Despite such confidence, last year’s storms led to fundamental changes that could delay or put some expansion plans out of reach. The labor pool is tight. Orders for materials and parts take longer to fill. Competition from other industry or hurricane-related projects put a drag on resources. Each contributes to increased costs.

San Antonio-based Valero Energy Corp., the nation’s largest independent refiner, is close to completing a 75,000-barrel-per-day capacity expansion in Port Arthur. But labor and material problems delayed a September completion by two months.

Richard Marcogliese, Valero executive vice president of operations, said project costs have risen 20 percent. Material orders that took 18 months now take almost 36, he said.

“The implication for the industry is that in this environment, projects are more expensive, so you have to ask, ‘Are they all going to get built?'” Marcogliese said.

This hurricane-related impact reaches outside the Gulf region. Last month, San Antonio-based refiner Tesoro Corp. canceled a 25,000-barrel-per-day expansion at its Anacortes, Wash., plant.

Bill Haywood, Tesoro vice president of refining operations, said last year’s storms are pulling resources from one end, but projects in booming economies such as China and India are tugging from the other.

Reliance Industries Ltd. is building the world’s largest refinery in India, where it can take advantage of lower costs, while planning to sell the fuel to the U.S. market.

“There are only so many shops who have the ability to fabricate, weld and put those things together for you,” Haywood said. “It’s supply and demand, and prices have gone out of sight.”

Undaunted, Motiva, a Houston-based joint operation between Saudi Refining Inc. and Shell Oil Co., is preparing land parcels while it awaits permits and final approval from parent companies on the $4.5 billion expansion proposal.

The project could start next year. Motiva has also lined up its contractor and is working with state work force commissions, local economic development authorities and schools to help build a steady labor pool.

Projects on the Texas and Louisiana coasts soon will be competing for up to 20,000 workers, said Rick Strouse, a project manager for Motiva. But finding homes for the workers is a problem in a town where blue tarps have covered some houses since after Rita hit last September.

A successful expansion would take Motiva’s Port Arthur refining capacity from 275,000 barrels to 600,000 barrels a day. That would be bigger than the largest single producer, Exxon Mobil’s Baytown facility, now at 557,000 barrels per day capacity.

The number of refineries dropped from 324 in 1981 to its current level of 149. Refinery capacity is approximately 1.5 million barrels per day lower, the Energy Department said.

Current refinery production of 17.7 million barrels per day is 3.7 million barrels per day higher than in 1981 as refineries are producing at 92 percent of their capacity, compared with 69 percent in 1981. This comes largely because of expansions.

That’s why building new refineries is not practical, industry executives said.
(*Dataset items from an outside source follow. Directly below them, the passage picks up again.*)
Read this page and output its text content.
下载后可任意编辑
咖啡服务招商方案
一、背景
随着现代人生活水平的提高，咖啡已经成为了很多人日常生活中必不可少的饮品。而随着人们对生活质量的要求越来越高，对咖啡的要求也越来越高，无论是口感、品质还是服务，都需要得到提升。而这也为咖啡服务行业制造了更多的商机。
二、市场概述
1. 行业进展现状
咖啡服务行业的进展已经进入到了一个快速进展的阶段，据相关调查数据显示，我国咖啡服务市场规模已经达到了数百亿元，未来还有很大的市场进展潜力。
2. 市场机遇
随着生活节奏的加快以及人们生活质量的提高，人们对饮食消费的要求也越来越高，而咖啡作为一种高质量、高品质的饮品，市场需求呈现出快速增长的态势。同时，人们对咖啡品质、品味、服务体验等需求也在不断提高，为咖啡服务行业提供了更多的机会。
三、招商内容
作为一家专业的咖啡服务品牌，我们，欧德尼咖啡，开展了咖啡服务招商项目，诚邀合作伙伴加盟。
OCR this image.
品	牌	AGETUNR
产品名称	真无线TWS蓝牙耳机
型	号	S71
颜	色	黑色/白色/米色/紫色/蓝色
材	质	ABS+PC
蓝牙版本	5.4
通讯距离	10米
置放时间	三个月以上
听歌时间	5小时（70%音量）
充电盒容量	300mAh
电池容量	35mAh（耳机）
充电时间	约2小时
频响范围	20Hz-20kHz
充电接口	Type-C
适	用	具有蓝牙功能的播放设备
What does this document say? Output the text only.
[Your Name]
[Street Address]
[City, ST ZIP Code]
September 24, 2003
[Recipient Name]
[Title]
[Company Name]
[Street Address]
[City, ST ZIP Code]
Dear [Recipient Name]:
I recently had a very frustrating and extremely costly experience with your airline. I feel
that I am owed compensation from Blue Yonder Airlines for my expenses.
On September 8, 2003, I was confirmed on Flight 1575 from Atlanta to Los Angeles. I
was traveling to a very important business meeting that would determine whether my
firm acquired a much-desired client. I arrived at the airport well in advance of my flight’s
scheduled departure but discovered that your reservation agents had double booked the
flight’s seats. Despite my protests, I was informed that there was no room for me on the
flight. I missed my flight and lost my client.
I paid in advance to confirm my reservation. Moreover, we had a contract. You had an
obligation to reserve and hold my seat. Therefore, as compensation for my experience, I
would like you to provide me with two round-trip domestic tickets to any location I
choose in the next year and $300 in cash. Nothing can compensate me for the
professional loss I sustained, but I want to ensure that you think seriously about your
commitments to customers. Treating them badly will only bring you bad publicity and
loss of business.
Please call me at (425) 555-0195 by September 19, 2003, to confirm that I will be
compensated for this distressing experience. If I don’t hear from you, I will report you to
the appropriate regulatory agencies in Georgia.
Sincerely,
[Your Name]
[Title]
So oil and gas companies prefer to boost supplies by expansion.

For example, over the last decade, Exxon Mobil said it has added the equivalent of three average-sized refineries – about 250,000 barrels of production per day – all through expansion.

A new refinery can cost close to $21,000 per barrel of installed capacity compared to costs ranging from $9,000 to $12,000 per barrel for an expansion, said Charlie Drevna, executive vice president for the National Petrochemical Refiners Association. Still, a new refinery is not out of the question, Drevna said.

A U.S. House of Representatives bill designed to convert closed military bases into oil refineries has one Texas town hopeful it can turn economic misfortune into the first new U.S. facility in 30 years.

In June, the House passed a bill that essentially streamlines permitting and directs the president to identify three or more closed military bases as potential refinery sites.